Never judge company size by stock price alone. A $5 stock could be a massive corporation, while a $500 stock could be a tiny startup. Always check the market cap first. Combine market cap with other stock fundamentals to make informed investment decisions.
This makes the difference between looking at stock price and understanding company size.
Frequently Asked Questions
What is the difference between market cap and enterprise value? Market cap only counts the equity side of a company, so it ignores how the business is financed. Enterprise value adds total debt and subtracts cash to show what it would actually cost to buy the whole business outright. Two companies can share the same market cap while having very different enterprise values once debt loads and cash piles are factored in.

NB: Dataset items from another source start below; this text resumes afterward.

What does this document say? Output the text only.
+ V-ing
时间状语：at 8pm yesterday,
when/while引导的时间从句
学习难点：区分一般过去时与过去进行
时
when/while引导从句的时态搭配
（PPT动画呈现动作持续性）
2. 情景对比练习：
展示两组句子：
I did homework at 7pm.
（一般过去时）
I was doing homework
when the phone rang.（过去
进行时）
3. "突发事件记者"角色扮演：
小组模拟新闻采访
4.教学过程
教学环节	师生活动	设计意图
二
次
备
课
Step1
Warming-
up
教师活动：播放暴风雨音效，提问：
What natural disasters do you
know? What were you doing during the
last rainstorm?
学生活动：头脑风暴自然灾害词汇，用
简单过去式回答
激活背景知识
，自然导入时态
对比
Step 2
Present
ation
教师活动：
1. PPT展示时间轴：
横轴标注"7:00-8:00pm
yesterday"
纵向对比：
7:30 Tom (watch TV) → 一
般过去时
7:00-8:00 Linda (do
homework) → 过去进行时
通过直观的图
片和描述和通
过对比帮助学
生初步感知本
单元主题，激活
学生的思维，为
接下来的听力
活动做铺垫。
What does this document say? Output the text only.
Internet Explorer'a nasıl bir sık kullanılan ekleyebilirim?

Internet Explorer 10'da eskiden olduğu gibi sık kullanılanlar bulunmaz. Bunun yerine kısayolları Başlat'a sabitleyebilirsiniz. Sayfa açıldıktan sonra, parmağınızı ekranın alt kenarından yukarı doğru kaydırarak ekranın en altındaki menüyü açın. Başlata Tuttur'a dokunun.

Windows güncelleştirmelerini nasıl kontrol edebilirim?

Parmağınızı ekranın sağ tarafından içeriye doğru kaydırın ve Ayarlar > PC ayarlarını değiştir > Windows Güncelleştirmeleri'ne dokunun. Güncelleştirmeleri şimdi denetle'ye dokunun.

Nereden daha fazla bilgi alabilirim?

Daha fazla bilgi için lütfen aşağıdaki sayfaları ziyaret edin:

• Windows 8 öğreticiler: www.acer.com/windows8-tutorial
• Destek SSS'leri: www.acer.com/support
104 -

What are mega-cap, micro-cap, and nano-cap stocks? Mega-caps are the giants usually defined as companies worth roughly $200 billion or more, the household names that dominate major indexes. Micro-caps generally sit between $50 million and $300 million, small enough to trade thinly and move sharply on modest news. Nano-caps fall below $50 million and carry the highest liquidity and volatility risks of any listed segment.
Is market cap calculated using all shares or only the shares that actually trade? The basic formula uses total shares outstanding, which includes stock held by insiders, founders, and long-term strategic holders. Most major indexes, including the S&P 500, instead use a float-adjusted market cap that counts only freely tradable shares. That is why a company's index weight can be smaller than its headline market cap suggests when insiders hold a large block.
Does market cap change during the trading day? Yes. Because market cap is share price multiplied by shares outstanding, it moves with every price tick during market hours and extends into pre-market and after-hours sessions. Share count changes only occasionally, through buybacks, new issuances, or stock splits, so almost all short-term movement in market cap comes from the price side of the equation.